The first one I did red and some macropearl powder. The casting went well, not issues with the mold. I wish I would have used more macropearl, but I think I did that wrong anyway. I mixed up some red and then mixed a small amount of Alumilite separately and put the macropearl in that. I poured the red into the mold, then poured the macropearl in with in. It sort of "sank" in the red.

The second I used some worthless wood I bought here from ElMostro. I used blue and what was going to be florescent yellow, until I dropped too much silver powder in the yellow. It turned it gray so I just went with it. I really like how these came out. I think where the silver and blue swirled will be great. The pen I turned had mostly blue, but I am happy with how it turned out.

Let me know what you think, good or bad. 

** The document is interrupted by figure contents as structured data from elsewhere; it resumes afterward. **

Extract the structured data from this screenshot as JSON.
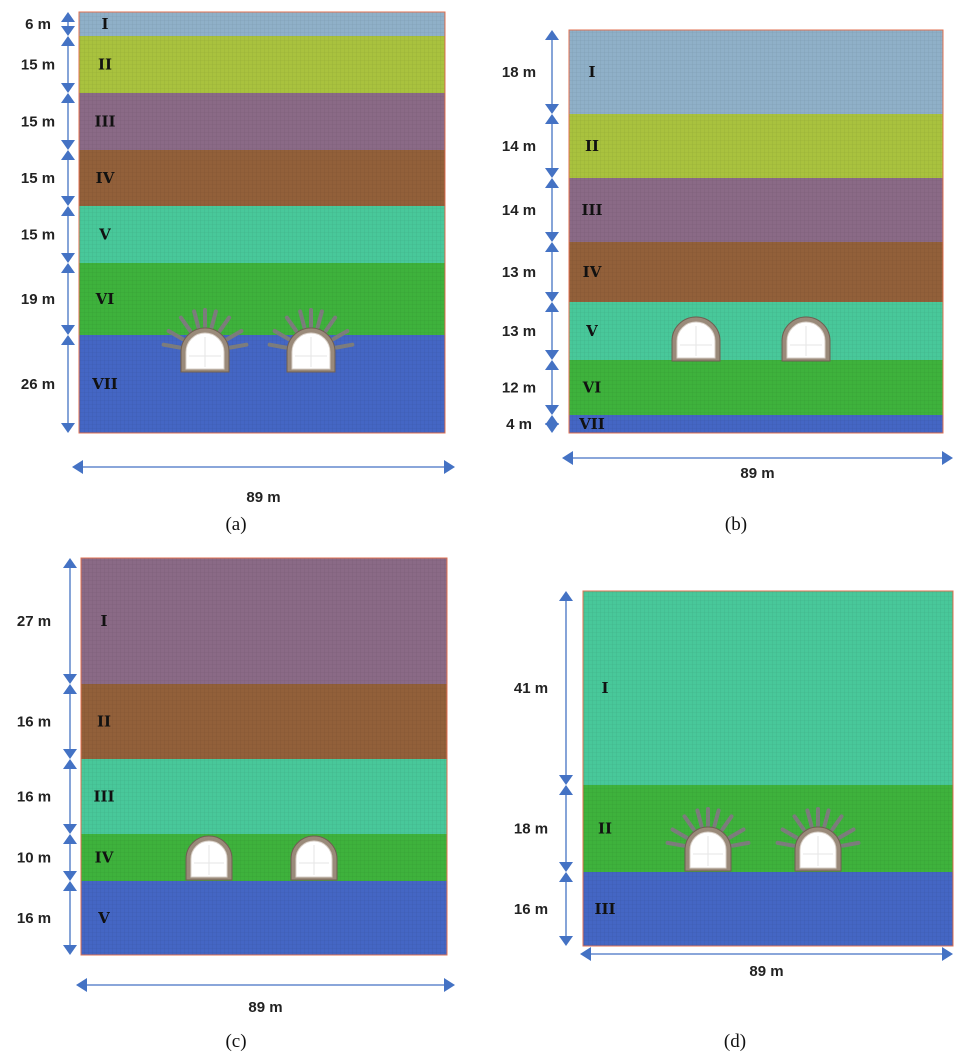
{
  "panels": [
    {
      "caption": "(a)",
      "width_label": "89 m",
      "layers": [
        {
          "roman": "I",
          "thickness": "6 m",
          "color": "#8fb0c8"
        },
        {
          "roman": "II",
          "thickness": "15 m",
          "color": "#a9c23e"
        },
        {
          "roman": "III",
          "thickness": "15 m",
          "color": "#8a6a86"
        },
        {
          "roman": "IV",
          "thickness": "15 m",
          "color": "#92603a"
        },
        {
          "roman": "V",
          "thickness": "15 m",
          "color": "#48c89a"
        },
        {
          "roman": "VI",
          "thickness": "19 m",
          "color": "#3eb23c"
        },
        {
          "roman": "VII",
          "thickness": "26 m",
          "color": "#4466c4"
        }
      ],
      "tunnel_bolts": true
    },
    {
      "caption": "(b)",
      "width_label": "89 m",
      "layers": [
        {
          "roman": "I",
          "thickness": "18 m",
          "color": "#8fb0c8"
        },
        {
          "roman": "II",
          "thickness": "14 m",
          "color": "#a9c23e"
        },
        {
          "roman": "III",
          "thickness": "14 m",
          "color": "#8a6a86"
        },
        {
          "roman": "IV",
          "thickness": "13 m",
          "color": "#92603a"
        },
        {
          "roman": "V",
          "thickness": "13 m",
          "color": "#48c89a"
        },
        {
          "roman": "VI",
          "thickness": "12 m",
          "color": "#3eb23c"
        },
        {
          "roman": "VII",
          "thickness": "4 m",
          "color": "#4466c4"
        }
      ],
      "tunnel_bolts": false
    },
    {
      "caption": "(c)",
      "width_label": "89 m",
      "layers": [
        {
          "roman": "I",
          "thickness": "27 m",
          "color": "#8a6a86"
        },
        {
          "roman": "II",
          "thickness": "16 m",
          "color": "#92603a"
        },
        {
          "roman": "III",
          "thickness": "16 m",
          "color": "#48c89a"
        },
        {
          "roman": "IV",
          "thickness": "10 m",
          "color": "#3eb23c"
        },
        {
          "roman": "V",
          "thickness": "16 m",
          "color": "#4466c4"
        }
      ],
      "tunnel_bolts": false
    },
    {
      "caption": "(d)",
      "width_label": "89 m",
      "layers": [
        {
          "roman": "I",
          "thickness": "41 m",
          "color": "#48c89a"
        },
        {
          "roman": "II",
          "thickness": "18 m",
          "color": "#3eb23c"
        },
        {
          "roman": "III",
          "thickness": "16 m",
          "color": "#4466c4"
        }
      ],
      "tunnel_bolts": true
    }
  ],
  "colors": {
    "dimension_arrow": "#4472c4",
    "tunnel_lining": "#9a8a7a",
    "tunnel_inner": "#ffffff"
  }
}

There are short video clips of a close up of each pen on my Instagram. https://www.instagram.com/dlgwoodwork/


----------



## TimS124 (Feb 23, 2016)

Looks like a great start.  Take good notes on what you did, what worked, what didn't work....and re-read them before your next batch.  The red pen is cool and the worthless wood one came out very nice too.


----------



## gbpens (Feb 23, 2016)

The blue pen looks great!


----------



## Whitehat1994 (Feb 23, 2016)

Eventually I'm have to get involved doing these things of blank creations!


----------



## BSea (Feb 24, 2016)

Good job David. You're on your way.  As you know most mica powders will sink when mixed with plain dye resins.  That's the issue you had with the red.  It's the reason I use vertical molds.  Mica powder resin will still sink, but it has to go a lot further, so it isn't as apparent.  

I really like the floating bed you made for your daughter.  I'll have to remember that for grandkids.  For those wondering what I'm talking about, it's on his website.


----------



## TDE (Feb 24, 2016)

They look good to me Dave. Looking forward to seeing everyone in March.


----------



## DLGunn (Feb 24, 2016)

Thanks Bob, she just built a nightstand to match the bed too. 

TimS, I wrote down some notes after I put them in the pressure pot. 

Thanks, so am I Teddy.


----------



## DLGunn (Feb 24, 2016)

Whitehat1994 said:


> Eventually I'm have to get involved doing these things of blank creations!



Go for it. It's fun and not too complicated. With all the great info here and on YouTube, I felt very comfortable with my first attempts.


----------